De Seveso II-richtlijn is voornamelijk van toepassing op chemische en petrochemische fabrieken waar enorme hoeveelheden chemicaliën aanwezig zijn. De richtlijn maakt geen onderscheid tussen "normale" gevaarlijke goederen en gevaarlijke goederen met grote gevolgen (waarvan misbruik vele slachtoffers of grote verwoesting tot gevolg kan hebben). Voorschriften om het grotere risico te beperken zouden dus met name van toepassing moeten zijn op gevaarlijke stoffen met grote gevolgen, zoals explosieven.

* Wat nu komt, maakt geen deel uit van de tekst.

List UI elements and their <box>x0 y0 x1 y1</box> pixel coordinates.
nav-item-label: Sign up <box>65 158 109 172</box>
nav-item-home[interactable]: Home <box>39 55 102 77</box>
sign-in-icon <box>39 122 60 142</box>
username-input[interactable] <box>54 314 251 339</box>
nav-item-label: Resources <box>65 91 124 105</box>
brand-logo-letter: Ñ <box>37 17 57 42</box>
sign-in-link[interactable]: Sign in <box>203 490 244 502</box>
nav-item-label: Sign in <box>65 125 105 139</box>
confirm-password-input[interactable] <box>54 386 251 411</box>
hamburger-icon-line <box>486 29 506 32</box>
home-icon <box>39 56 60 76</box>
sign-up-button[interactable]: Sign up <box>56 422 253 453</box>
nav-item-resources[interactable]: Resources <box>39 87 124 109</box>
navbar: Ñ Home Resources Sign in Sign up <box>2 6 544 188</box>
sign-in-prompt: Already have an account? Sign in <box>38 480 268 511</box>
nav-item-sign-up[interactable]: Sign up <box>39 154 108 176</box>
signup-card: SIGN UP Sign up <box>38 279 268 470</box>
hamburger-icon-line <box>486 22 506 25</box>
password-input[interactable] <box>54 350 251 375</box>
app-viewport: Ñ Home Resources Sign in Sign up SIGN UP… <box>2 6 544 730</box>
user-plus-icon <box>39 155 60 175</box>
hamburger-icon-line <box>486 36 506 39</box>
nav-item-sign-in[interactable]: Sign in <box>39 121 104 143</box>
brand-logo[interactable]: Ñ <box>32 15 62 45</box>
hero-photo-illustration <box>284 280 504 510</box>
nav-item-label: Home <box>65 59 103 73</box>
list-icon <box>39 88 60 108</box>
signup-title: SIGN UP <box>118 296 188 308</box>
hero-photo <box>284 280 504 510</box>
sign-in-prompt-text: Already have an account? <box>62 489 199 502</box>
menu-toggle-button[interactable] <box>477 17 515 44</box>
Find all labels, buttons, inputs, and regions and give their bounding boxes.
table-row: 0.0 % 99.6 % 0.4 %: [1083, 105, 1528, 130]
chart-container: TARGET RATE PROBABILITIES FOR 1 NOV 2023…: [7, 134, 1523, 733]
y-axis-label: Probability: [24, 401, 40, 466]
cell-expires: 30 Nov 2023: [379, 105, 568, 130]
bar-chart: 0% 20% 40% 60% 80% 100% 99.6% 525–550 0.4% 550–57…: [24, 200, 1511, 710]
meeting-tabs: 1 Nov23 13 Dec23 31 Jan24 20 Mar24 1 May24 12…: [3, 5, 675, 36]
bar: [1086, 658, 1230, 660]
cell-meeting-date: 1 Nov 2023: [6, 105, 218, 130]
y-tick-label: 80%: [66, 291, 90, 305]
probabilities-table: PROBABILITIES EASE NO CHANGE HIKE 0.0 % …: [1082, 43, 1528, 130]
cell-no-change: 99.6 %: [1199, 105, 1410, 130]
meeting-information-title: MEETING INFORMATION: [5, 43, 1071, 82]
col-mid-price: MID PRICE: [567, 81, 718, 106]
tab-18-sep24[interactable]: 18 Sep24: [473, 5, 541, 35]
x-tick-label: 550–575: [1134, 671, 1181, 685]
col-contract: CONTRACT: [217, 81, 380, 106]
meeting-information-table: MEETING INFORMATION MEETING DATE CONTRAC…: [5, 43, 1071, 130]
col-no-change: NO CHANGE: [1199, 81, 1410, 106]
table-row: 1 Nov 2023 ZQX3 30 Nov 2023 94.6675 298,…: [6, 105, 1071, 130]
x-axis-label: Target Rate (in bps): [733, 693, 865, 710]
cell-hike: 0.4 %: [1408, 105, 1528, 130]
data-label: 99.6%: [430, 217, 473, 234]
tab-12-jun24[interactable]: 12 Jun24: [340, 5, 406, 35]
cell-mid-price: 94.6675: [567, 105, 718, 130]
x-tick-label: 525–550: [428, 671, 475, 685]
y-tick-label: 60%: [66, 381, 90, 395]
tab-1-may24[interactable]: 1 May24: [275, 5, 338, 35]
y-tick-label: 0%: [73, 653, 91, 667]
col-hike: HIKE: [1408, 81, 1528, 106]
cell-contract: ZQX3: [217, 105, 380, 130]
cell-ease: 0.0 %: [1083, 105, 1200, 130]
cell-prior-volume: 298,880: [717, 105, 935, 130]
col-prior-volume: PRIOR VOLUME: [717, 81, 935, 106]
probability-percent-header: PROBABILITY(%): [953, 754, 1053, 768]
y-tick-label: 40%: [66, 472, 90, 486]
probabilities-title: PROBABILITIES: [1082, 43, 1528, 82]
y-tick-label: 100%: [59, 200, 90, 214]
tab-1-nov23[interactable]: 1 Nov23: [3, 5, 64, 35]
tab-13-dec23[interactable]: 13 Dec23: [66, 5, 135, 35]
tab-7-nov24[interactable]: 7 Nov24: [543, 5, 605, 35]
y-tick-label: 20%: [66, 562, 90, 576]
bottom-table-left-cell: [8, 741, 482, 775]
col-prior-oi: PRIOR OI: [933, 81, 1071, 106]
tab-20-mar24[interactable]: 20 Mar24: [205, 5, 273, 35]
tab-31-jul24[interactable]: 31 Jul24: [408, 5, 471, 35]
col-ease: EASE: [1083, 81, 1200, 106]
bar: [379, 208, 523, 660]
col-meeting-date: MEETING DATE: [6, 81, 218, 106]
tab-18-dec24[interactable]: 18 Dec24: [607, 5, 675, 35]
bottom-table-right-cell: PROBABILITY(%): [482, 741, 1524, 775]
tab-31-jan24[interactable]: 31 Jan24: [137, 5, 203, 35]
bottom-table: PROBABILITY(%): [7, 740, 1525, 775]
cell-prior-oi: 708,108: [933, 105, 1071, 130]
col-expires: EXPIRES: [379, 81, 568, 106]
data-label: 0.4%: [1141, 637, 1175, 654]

De Commissie zal de lidstaten aanbevelen om initiatieven te nemen ter verbetering van de veiligheid bij alle bedrijven en personeelsleden die verwantwoordelijk zijn voor of omgaan met gevaarlijke goederen met grote gevolgen; de veiligheid zal worden verhoogd door de opstelling en tenuitvoerlegging van veiligheidsplannen die een aantal door de Commissie vastgestelde elementen kunnen omvatten.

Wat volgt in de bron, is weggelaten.